The History of the Black Sea Revealed in its Sediments

Until about 5,000 years ago, the Black Sea was a brackish lake cut off from world oceans until sea-level rise fed by melting glaciers connected it with the Aegean and Mediterranean seas. A record of that history exists in its seafloor sediments and even in its present-day waters.

Hans-Jürgen Brumsack, a professor at University of Oldenburg in Germany and a former postdoctoral researcher at Scripps Institution of Oceanography, UC San Diego, will share his account of this history Monday, Nov. 19 when he delivers the Tsaihwa J. Chow Distinguished Lecture in Ocean Chemistry for 2012. He will present "Trace metal geochemistry of modern anoxic sediments: The Black Sea example" at 3 p.m. in Sumner Auditorium on the Scripps Oceanography campus, 8602 La Jolla Shores Drive in La Jolla, Calif. (Sumner Auditorium is one-half block north of El Paseo Grande). The lecture is free and open to the public.

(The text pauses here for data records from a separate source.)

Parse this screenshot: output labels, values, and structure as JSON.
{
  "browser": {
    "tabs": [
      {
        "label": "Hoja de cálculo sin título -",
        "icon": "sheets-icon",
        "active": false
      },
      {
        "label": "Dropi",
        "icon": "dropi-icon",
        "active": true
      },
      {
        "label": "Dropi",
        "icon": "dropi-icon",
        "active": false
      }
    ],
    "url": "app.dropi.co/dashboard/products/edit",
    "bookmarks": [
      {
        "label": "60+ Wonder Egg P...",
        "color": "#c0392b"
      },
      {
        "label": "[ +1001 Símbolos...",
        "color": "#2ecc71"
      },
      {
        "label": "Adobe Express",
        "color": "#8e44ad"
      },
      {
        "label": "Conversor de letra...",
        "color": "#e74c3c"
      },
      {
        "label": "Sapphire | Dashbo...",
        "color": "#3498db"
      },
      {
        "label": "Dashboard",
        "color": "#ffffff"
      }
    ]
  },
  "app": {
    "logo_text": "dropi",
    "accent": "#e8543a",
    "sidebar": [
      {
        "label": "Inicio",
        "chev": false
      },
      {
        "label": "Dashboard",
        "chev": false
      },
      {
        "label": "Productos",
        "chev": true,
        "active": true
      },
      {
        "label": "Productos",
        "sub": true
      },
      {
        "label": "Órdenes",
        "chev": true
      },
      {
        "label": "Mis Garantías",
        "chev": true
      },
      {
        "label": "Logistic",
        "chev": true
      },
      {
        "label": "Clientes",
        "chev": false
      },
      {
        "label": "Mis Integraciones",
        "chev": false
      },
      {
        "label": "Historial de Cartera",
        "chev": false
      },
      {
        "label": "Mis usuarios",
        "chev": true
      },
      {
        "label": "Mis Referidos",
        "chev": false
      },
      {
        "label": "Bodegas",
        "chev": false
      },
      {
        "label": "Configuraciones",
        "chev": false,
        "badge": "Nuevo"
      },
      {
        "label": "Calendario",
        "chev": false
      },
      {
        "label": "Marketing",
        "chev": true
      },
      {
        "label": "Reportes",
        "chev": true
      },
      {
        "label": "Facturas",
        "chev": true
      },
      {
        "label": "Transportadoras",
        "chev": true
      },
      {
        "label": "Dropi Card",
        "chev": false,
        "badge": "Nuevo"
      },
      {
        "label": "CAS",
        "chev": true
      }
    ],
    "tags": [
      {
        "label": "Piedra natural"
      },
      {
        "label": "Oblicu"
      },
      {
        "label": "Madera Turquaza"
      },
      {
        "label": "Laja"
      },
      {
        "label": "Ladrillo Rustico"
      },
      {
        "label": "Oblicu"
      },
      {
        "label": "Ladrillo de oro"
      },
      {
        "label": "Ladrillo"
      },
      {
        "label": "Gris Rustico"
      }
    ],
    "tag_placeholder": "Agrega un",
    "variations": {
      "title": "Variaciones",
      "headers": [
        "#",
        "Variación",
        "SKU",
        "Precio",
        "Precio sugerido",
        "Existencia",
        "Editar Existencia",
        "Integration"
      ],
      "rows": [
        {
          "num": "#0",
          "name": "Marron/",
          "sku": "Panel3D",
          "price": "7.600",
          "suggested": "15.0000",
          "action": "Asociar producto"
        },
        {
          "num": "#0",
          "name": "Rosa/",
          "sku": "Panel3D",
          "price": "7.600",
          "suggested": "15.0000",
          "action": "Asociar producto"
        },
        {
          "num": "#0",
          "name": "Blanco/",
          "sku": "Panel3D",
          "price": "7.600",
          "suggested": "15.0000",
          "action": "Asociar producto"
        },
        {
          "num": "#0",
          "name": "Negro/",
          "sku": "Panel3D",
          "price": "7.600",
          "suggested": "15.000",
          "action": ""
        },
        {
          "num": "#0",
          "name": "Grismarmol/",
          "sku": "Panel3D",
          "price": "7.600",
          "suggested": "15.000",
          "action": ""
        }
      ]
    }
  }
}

The Black Sea is distinguished by euxinic (depleted in dissolved oxygen; enriched in hydrogen sulfide) deep waters, which are delivered from the relatively salty Mediterranean. In his research, Brumsack has developed a geochemical record combining multiple sediment cores collected from the Black Sea to generate a single composite geochemical core log. His analysis of trace elements, iron, and other sediment components led to the creation of a reference archive to help understand exchanges between the Black Sea and neighboring seas and the paleoenvironmental evolution of its basin.

The lecture is named for Dr. Tsaihwa J. Chow, a geochemist with a long association with Scripps who died in 2006.